I observe his eyes and posture as his car trickles in an unimpressive initial run. Confusion. No panic though. As he nibbles a cuticle he’s probably contemplating all the planning that culminated in this car.
Two runs later and the results are genuinely, unequivocally, bad. The elegant and abstract means one nurtures to measure success become irretrievably remote in the crude, hard immediacy of that moment the car straggles in. But the boy is holding up.
I’m in a state of mystery. Maybe I should have made extra time to take it to be tuned at that specialty shop? We wanted to take it for a trial run, if for no other reason than to extend the experience. Alas, other opportunities intervened. Anyway, while not prodigious, I do have some show of skill in the garage. We had researched and worked together and were fairly certain our entry should be at least solid. And solid seemed enough when he and I stepped in to reconnoiter the specialty shop, panned, and observed we hadn’t the means, inclination, nor perhaps aptitude to assemble a truely elite entry. Liberation. I’ve been long enough down rabbit holes to know one when I see it.
Another dismal trip down the track and he’s detached. Not from the race -he’s cheering on others- but from his own results. For my part I’m experiencing a disorienting mix of pride and regret. I’m sure we shared the anticipation. Entering the match our mood was respectable. I was confident our work was worthy of that. It must have let him down a little. Were that the case, he hadn’t let on. My analytical mind reeled, but my conscience recognized His demeanor was paramount. Still, I was mystified. What gnawed most (we had not expected to win) was that I had no earthly explanation for this dud. On paper it was adequate.

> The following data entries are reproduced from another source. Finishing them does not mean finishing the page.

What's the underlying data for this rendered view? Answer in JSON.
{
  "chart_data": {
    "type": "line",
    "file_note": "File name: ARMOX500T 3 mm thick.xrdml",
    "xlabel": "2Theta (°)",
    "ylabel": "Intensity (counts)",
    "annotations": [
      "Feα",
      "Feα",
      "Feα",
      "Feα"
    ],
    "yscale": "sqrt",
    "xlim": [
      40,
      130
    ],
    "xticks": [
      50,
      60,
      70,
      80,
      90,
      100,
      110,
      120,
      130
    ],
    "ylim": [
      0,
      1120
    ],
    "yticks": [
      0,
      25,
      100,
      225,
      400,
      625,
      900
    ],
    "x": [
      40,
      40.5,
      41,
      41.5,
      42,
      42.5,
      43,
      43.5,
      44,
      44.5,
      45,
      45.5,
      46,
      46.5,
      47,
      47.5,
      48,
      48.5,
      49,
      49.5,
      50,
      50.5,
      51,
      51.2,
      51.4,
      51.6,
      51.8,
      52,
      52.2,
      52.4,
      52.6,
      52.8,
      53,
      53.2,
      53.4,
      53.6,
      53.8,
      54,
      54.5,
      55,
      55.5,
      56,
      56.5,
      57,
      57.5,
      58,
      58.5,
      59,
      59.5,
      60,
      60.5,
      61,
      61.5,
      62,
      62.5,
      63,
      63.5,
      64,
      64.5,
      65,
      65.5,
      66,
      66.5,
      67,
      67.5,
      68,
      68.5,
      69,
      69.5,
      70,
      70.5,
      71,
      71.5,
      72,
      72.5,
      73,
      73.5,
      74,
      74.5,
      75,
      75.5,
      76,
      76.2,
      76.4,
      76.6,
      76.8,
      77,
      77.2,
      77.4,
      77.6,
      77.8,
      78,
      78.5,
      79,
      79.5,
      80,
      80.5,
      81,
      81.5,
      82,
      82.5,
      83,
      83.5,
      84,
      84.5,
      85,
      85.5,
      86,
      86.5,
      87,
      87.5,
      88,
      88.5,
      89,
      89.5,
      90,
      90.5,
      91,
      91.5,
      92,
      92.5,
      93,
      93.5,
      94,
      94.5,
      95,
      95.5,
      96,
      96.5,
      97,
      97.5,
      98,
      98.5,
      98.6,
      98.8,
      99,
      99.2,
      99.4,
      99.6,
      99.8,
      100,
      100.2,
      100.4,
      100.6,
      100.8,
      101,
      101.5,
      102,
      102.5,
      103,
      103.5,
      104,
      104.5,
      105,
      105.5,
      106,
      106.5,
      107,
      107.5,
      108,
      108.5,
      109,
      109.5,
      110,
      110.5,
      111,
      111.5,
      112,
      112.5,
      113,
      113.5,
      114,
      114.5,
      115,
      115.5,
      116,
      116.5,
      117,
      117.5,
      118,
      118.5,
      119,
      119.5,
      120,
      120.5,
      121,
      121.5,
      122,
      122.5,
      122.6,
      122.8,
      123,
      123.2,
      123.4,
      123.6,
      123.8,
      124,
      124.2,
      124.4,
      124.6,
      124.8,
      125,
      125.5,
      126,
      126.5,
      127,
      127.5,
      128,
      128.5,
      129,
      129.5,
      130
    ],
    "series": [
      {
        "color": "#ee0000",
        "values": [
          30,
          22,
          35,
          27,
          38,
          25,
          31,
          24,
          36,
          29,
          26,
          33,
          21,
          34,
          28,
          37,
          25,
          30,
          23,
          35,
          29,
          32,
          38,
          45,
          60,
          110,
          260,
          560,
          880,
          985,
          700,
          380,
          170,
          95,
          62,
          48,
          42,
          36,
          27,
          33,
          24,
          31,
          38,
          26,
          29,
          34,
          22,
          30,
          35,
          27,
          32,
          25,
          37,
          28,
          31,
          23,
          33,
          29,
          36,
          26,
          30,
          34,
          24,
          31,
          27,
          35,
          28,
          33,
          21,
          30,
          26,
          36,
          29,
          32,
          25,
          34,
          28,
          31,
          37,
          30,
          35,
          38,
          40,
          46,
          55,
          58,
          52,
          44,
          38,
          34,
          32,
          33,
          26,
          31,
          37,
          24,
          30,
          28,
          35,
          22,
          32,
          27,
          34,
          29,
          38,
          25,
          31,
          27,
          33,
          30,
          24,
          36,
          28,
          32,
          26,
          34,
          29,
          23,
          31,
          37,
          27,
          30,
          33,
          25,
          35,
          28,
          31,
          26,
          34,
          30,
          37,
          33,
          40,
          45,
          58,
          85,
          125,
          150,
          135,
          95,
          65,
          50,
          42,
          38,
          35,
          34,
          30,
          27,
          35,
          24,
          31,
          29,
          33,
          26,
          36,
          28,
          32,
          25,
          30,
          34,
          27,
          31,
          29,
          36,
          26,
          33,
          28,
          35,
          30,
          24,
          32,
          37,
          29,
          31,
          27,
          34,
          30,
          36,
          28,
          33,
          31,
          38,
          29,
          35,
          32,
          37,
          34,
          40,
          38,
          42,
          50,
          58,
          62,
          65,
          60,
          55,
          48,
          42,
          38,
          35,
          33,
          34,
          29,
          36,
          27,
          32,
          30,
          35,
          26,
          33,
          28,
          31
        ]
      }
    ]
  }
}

Just then the car won a heat. He was happy. He addressed me for the first time since it started. Outwardly I returned his enthusiasm, but the twist only compounded my confusion. I lost my composure. Aloud I answered a look, “I don’t know why!”
Two more heats turned in tremendous times (for our field). The first he celebrated, the second he ignored entirely in favor of a ball. The elegant and abstract measures of success seemed attainable again. In fact, while he certainly wouldn’t be handed any hardware, the results could hardly have been better.